Decomposition is a complex process. Organic matter is broken down into carbon dioxide and the mineral forms of nutrients like nitrogen. It is also converted into fungi and bacteria through these organisms feeding on the organic material and reproducing.

What are the advantages of QR decomposition? ›

Advantages and Limitations

QR-decomposition is favored for its numerical stability and the orthogonality of matrix Q, which preserves the norm during transformations.

Does QR decomposition always exist? ›

The QR decompostion always exists, even if the matrix does not have full rank, so the constructor will never fail. The primary use of the QR decomposition is in the least squares solution of nonsquare systems of simultaneous linear equations.

Is the QR decomposition unique? ›

The QR decomposition is unique. satisfying the stated properties are unique. Thus, the two matrices involved in the QR decomposition are unique.

How does Matlab compute QR? ›

[ Q , R ] = qr( A ) performs a QR decomposition on m -by- n matrix A such that A = Q*R . The factor R is an m -by- n upper-triangular matrix, and the factor Q is an m -by- m orthogonal matrix. [ Q , R , P ] = qr( A ) additionally returns a permutation matrix P such that A*P = Q*R .

Who invented QR decomposition? ›

The QR algorithm was developed in the late 1950s by John G. F. Francis and by Vera N. Kublanovskaya, working independently. The basic idea is to perform a QR decomposition, writing the matrix as a product of an orthogonal matrix and an upper triangular matrix, multiply the factors in the reverse order, and iterate.

How to use QR decomposition to find eigenvalues? ›

3.6. Using QR Decomposition to Compute Eigenvalues
  1. Set A 0 = A and form. ...
  2. Form A 1 = R 0 Q 0 . ...
  3. Form A 1 = Q 1 R 1 (i.e., form the decomposition of ).
  4. Form A 2 = R 1 Q 1 and then A 2 = Q 2 R 2 .
  5. Iterate to convergence.
  6. Compute eigenvalues of and compare them to the diagonal values of the limiting found from this process.

What does decomposition mean in programming? ›

Decomposition is one of the four cornerstones of Computer Science. It involves breaking down a complex problem or system into smaller parts that are more manageable and easier to understand. The smaller parts can then be examined and solved, or designed individually, as they are simpler to work with.

What does it mean to decompose a function? ›

In engineering, functional decomposition is the process of resolving a functional relationship into its constituent parts in such a way that the original function can be reconstructed (i.e., recomposed) from those parts.

What is decomposition in machine learning? ›

Matrix decomposition, also known as matrix factorization or matrix factor decomposition, is a fundamental concept in the field of machine learning.

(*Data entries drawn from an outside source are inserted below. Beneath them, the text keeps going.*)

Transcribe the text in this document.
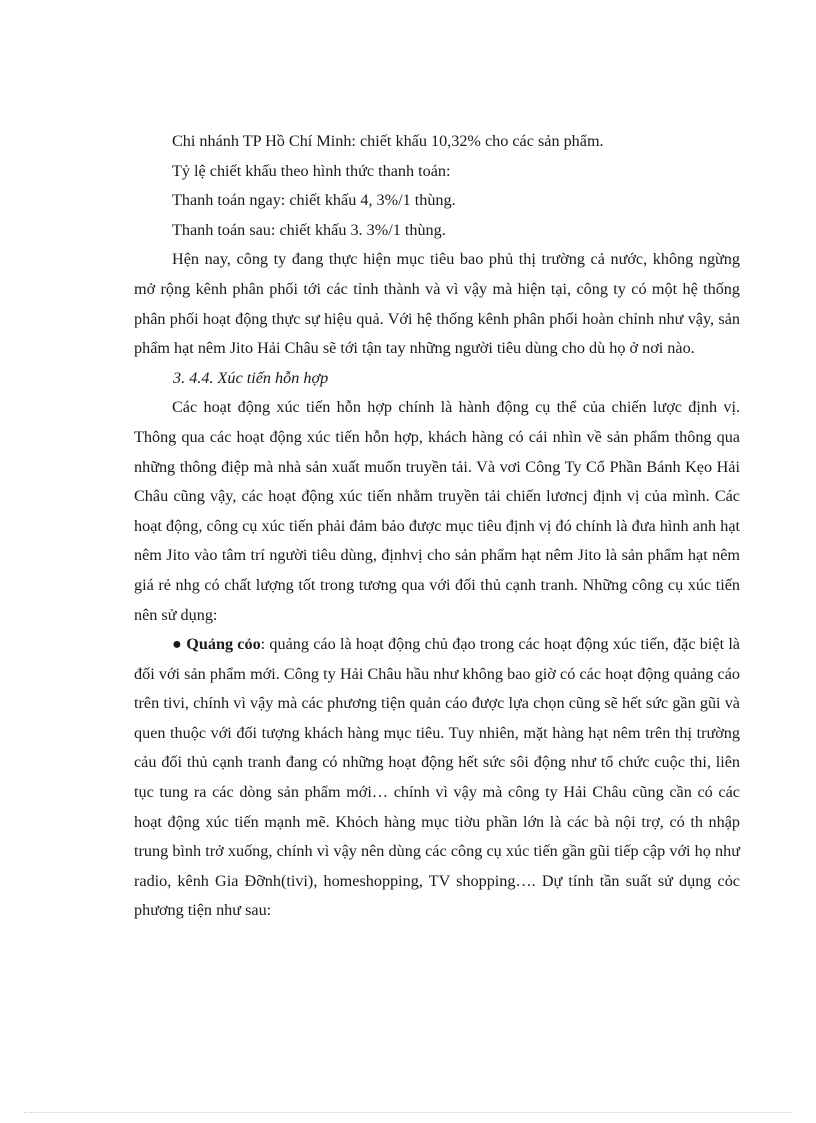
Chi nhánh TP Hồ Chí Minh: chiết khấu 10,32% cho các sản phẩm.

Tỷ lệ chiết khấu theo hình thức thanh toán:

Thanh toán ngay: chiết khấu 4, 3%/1 thùng.

Thanh toán sau: chiết khấu 3. 3%/1 thùng.

Hện nay, công ty đang thực hiện mục tiêu bao phủ thị trường cả nước, không ngừng mở rộng kênh phân phối tới các tỉnh thành và vì vậy mà hiện tại, công ty có một hệ thống phân phối hoạt động thực sự hiệu quả. Với hệ thống kênh phân phối hoàn chỉnh như vậy, sản phẩm hạt nêm Jito Hải Châu sẽ tới tận tay những người tiêu dùng cho dù họ ở nơi nào.

3. 4.4. Xúc tiến hỗn hợp

Các hoạt động xúc tiến hỗn hợp chính là hành động cụ thể của chiến lược định vị. Thông qua các hoạt động xúc tiến hỗn hợp, khách hàng có cái nhìn về sản phẩm thông qua những thông điệp mà nhà sản xuất muốn truyền tải. Và vơi Công Ty Cổ Phần Bánh Kẹo Hải Châu cũng vậy, các hoạt động xúc tiến nhằm truyền tải chiến lươncj định vị của mình. Các hoạt động, công cụ xúc tiến phải đảm bảo được mục tiêu định vị đó chính là đưa hình anh hạt nêm Jito vào tâm trí người tiêu dùng, địnhvị cho sản phẩm hạt nêm Jito là sản phẩm hạt nêm giá rẻ nhg có chất lượng tốt trong tương qua với đối thủ cạnh tranh. Những công cụ xúc tiến nên sử dụng:

● Quảng cỏo: quảng cáo là hoạt động chủ đạo trong các hoạt động xúc tiến, đặc biệt là đối với sản phẩm mới. Công ty Hải Châu hầu như không bao giờ có các hoạt động quảng cáo trên tivi, chính vì vậy mà các phương tiện quản cáo được lựa chọn cũng sẽ hết sức gần gũi và quen thuộc với đối tượng khách hàng mục tiêu. Tuy nhiên, mặt hàng hạt nêm trên thị trường cảu đối thủ cạnh tranh đang có những hoạt động hết sức sôi động như tổ chức cuộc thi, liên tục tung ra các dòng sản phẩm mới… chính vì vậy mà công ty Hải Châu cũng cần có các hoạt động xúc tiến mạnh mẽ. Khỏch hàng mục tiờu phần lớn là các bà nội trợ, có th nhập trung bình trở xuống, chính vì vậy nên dùng các công cụ xúc tiến gần gũi tiếp cập với họ như radio, kênh Gia Đỡnh(tivi), homeshopping, TV shopping…. Dự tính tần suất sử dụng cỏc phương tiện như sau:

It involves breaking down a matrix into its constituent parts to gain a deeper understanding and extract meaningful information from the data it represents.

What does decomposition mean in signal processing? ›

The goal of signal decomposition is extraction and separation of signal components from composite signals, which should preferably be related to semantic units. Examples for this are distinct objects in images or video, video shots, melody sequences in music, spoken words or sentences in speech signals.

References

Top Articles
Latest Posts
Article information

Author: Roderick King

Last Updated:

Views: 6349

Rating: 4 / 5 (71 voted)

Reviews: 94% of readers found this page helpful

Author information

Name: Roderick King

Birthday: 1997-10-09

Address: 3782 Madge Knoll, East Dudley, MA 63913

Phone: +2521695290067

Job: Customer Sales Coordinator

Hobby: Gunsmithing, Embroidery, Parkour, Kitesurfing, Rock climbing, Sand art, Beekeeping

Introduction: My name is Roderick King, I am a cute, splendid, excited, perfect, gentle, funny, vivacious person who loves writing and wants to share my knowledge and understanding with you.